The core of hierarchical virtual private LAN service (HVPLS) is to hierarchize the network. The network of each level is fully meshed. Devices of different levels are connected using PWs and forward data to each other without complying with the split horizon principle.
HVPLS is introduced to cope with the problem of VPLS full mesh and enhance the expansibility of VPLS networks.
Figure 1 shows a basic HVPLS model.
In a basic HVPLS model, PEs can be classified into the following types:
User-end PE (UPE): A customer convergence device that directly connects to CEs.

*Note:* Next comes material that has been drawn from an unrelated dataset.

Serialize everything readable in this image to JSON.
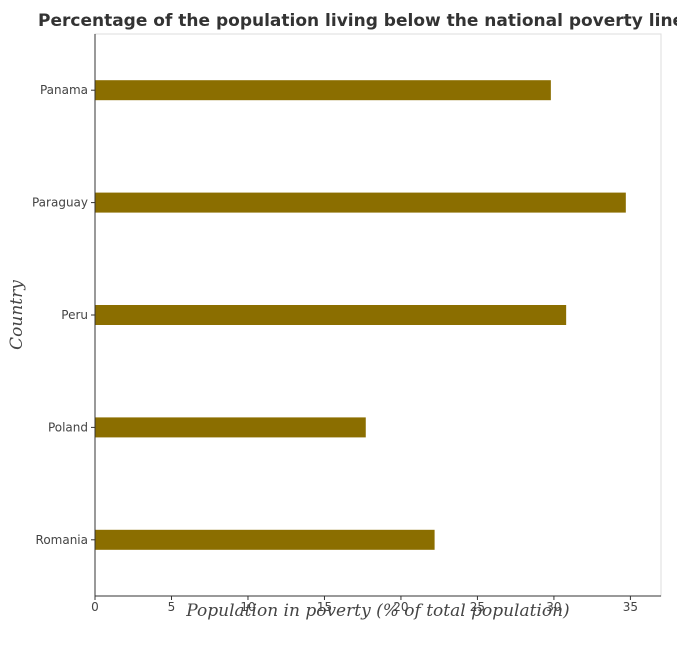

A UPE needs to be connected to only one PE on a full-mesh VPLS network. A UPE supports routing and MPLS encapsulation. If a UPE connects to multiple CEs and possesses the basic bridge function, frame forwarding is performed only on the UPE. This implementation reduces the burden on SPEs.
SPE: A device that connects to UPEs and is located in the core of a full-mesh VPLS network. An SPE connects to all the devices on a full-mesh VPLS network.
From the perspective of an SPE, a UPE functions like a CE. In data forwarding, an SPE uses the PW established between itself and a UPE as an AC. The UPE adds double MPLS labels to packets sent by CEs. The outer label is an LSP label that is switched when a packet passes through devices on the access network. The inner label is a VC label that identifies a VC. The inner label remains unchanged when a packet is transmitted along an LSP. After receiving double-tagged packets, an SPE directly removes the outer label, a statically configured public network label and determines the VSI which the AC accesses based on the inner label.